Japan's government has lodged a protest after the Russian military deployed its new S-300V4 missile defense system for combat duty on a chain of Russian-held islands off Hokkaido, Chief Cabinet Secretary Katsunobu Kato said Wednesday.

Russia said Tuesday it had deployed the missile defense system for combat duty on the islands. The Russian Defense Ministry's Zvezda TV station said the mobile air defense system, designed to counter ballistic and aerial attacks, was on Iturup — known in Japan as Etorofu — one of four islands seized by Russia at the end of World War II and still claimed by Japan, which calls them the Northern Territories.

"Short-range anti-aircraft missile systems are already on duty on the island of Iturup in Sakhalin Region. Now the air defense 'heavy artillery' has arrived. The so-called large air defense system: the S-300V4," Zvezda said.

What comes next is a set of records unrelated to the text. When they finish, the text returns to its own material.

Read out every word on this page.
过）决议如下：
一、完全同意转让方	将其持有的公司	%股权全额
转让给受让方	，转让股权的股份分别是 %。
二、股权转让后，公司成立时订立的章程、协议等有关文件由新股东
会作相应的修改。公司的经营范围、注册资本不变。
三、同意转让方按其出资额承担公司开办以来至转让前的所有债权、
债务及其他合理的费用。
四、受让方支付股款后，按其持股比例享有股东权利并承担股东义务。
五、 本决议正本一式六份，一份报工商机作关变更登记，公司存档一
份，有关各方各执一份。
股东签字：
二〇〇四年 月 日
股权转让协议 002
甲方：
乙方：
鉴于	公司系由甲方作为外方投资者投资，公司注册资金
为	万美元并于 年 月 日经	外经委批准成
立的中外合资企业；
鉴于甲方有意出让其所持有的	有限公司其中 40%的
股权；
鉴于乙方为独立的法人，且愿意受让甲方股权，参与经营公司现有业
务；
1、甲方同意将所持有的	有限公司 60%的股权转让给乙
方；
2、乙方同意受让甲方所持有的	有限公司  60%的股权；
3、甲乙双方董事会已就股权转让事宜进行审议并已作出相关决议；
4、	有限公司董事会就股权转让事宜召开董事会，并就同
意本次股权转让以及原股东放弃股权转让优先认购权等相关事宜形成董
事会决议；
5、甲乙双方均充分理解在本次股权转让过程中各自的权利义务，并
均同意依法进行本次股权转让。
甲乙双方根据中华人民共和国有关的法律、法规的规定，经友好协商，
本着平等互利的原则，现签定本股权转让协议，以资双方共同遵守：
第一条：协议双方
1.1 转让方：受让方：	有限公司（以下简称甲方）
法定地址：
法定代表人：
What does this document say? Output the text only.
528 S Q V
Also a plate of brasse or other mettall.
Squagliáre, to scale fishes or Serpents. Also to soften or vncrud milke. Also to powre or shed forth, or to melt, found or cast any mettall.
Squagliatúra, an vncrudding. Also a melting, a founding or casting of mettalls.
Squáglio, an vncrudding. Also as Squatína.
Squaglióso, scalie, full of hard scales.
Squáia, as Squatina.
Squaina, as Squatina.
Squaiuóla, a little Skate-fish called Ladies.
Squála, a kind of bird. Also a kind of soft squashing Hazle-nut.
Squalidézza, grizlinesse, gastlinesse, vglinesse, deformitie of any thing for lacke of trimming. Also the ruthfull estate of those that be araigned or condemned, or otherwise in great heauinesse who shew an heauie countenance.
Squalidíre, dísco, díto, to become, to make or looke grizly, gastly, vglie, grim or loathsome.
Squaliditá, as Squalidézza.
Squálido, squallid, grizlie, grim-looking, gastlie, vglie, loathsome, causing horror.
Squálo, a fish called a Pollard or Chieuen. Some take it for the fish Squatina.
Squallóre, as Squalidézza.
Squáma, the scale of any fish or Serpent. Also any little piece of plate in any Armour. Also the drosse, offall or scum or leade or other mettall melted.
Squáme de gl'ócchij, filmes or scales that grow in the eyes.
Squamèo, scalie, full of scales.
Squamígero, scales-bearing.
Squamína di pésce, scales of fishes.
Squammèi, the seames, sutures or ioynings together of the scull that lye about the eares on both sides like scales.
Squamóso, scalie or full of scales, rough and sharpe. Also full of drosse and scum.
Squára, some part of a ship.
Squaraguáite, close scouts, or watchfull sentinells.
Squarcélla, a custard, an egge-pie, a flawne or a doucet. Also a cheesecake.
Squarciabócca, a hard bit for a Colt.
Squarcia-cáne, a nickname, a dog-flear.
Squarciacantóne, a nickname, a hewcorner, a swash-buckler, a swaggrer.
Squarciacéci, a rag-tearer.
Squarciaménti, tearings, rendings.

A territorial dispute over the islands has prevented the two countries from signing a formal peace treaty. Russia calls the islands the Kurils.

Japan is highly sensitive to military moves by Russia on the strategically important chain of islands that stretch northeast from Hokkaido to the Russian Far East region of Kamchatka.

Russia said in October it planned to deploy the missile system on the islands for the first time, but that the move would be part of military drills and not for combat duty.

The deployment comes not long after former Prime Minister Shinzo Abe, who mounted a push to resolve the dispute and tried to win over Russian President Vladimir Putin, announced he was stepping down, in August.